Blanche stood at the jasmine-covered porch to welcome her husband, for the advancing years had, as is so often the case, decided her final selection of a part in favour of the devoted wife--the fact being that she was becoming a trifle too matronly for most of the others, while the growing independence of the children stood in the way of a satisfactory rendering of the maternal one.
"Taking him in? That is right," she said approvingly, to her sister-in-law, as Paul, on his wife's arm, paused to look at the birds old John's son was laying out on the step. Old John himself, sturdy on his legs as ever, but mindful of the dignity due to head keeperdom, standing by. And then, not to be outdone, she turned to her husband. "George! you ought not to dawdle about in wet feet. Please go in, too, and change."
"Wet? My dear, the moors are as dry as a bone. Aren't they, John?"
"As dry as they will have been these fifty years, whatever," replied the old man. "As dry as they would be that summer, Gleneira, when you and----"
"Do come in, Paul!" came the anxious voice, again. "Look, how the mist is rising----"

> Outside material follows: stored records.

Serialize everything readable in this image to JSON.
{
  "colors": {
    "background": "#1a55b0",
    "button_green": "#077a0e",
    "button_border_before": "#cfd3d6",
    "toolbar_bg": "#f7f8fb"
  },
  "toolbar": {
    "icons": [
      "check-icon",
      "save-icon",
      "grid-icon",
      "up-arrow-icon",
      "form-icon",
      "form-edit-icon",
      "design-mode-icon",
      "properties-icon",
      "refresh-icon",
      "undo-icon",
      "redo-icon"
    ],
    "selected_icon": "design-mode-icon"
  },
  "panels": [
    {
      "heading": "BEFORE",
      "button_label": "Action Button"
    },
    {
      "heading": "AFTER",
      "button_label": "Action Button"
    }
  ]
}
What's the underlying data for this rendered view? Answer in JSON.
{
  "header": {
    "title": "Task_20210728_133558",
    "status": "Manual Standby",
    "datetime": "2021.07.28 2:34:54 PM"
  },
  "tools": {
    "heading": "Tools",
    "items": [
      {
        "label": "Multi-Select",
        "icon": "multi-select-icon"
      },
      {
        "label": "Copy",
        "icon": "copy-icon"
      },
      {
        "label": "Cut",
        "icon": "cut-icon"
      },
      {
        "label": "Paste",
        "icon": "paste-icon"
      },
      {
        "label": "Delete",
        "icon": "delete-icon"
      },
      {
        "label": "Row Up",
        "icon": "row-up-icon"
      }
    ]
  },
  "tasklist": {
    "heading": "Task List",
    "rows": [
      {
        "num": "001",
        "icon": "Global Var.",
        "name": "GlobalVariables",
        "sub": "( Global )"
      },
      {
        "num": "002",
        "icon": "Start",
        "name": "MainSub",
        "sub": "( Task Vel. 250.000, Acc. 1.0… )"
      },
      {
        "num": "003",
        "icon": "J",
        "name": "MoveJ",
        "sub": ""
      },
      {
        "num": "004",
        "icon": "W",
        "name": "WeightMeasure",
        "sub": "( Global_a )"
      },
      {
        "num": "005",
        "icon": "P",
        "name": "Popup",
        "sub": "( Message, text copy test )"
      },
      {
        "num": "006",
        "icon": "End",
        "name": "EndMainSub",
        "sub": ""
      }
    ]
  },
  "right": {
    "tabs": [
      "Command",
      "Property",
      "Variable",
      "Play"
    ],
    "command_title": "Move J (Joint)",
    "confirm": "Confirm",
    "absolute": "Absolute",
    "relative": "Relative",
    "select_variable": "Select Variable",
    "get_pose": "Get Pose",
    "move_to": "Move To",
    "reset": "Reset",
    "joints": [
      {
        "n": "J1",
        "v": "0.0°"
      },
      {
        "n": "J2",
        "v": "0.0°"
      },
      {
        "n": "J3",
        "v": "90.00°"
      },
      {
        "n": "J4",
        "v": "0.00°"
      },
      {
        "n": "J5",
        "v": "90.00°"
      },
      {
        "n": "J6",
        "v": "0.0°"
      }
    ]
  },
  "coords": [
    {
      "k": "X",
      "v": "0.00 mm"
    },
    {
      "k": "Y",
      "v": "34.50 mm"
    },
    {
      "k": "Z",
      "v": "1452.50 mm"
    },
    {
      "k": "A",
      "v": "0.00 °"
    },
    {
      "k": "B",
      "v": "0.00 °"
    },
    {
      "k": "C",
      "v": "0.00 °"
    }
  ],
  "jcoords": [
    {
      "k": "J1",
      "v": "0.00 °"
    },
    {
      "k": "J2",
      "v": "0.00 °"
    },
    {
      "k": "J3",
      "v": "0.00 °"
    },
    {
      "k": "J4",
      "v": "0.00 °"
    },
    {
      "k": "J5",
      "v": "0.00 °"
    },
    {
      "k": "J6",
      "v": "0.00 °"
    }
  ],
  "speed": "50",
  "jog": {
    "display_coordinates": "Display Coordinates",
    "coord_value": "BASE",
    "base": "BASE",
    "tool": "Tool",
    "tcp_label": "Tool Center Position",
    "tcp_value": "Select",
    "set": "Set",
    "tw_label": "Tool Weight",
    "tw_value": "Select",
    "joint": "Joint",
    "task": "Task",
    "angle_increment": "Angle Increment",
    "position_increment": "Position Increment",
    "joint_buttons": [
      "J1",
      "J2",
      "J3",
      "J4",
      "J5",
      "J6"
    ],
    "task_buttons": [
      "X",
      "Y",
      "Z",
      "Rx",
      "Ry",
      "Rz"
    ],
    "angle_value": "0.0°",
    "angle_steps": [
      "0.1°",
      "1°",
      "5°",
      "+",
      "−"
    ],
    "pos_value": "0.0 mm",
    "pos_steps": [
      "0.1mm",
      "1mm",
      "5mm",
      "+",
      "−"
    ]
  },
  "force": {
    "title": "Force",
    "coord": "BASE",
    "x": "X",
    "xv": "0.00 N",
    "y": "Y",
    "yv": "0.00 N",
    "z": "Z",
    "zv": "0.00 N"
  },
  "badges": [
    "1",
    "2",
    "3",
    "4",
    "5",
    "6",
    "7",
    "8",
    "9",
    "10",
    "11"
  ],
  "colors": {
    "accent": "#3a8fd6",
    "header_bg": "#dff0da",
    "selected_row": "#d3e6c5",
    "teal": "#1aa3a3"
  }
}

"By Jove! that's a fine young bird!" interrupted Paul, inconsequently, with a flash of his old interest. "By the way, Violet, you might tell the cook not to roast them to cinders as she did last night, and, while I remember it, I wish you'd speak to Cunningham about that horse----"
"Really, Paul!" said his sister; "I think you might give the grooms their orders yourself."
He smiled kindly, and laid his other hand upon his wife's, as together they went slowly to the smoking-room.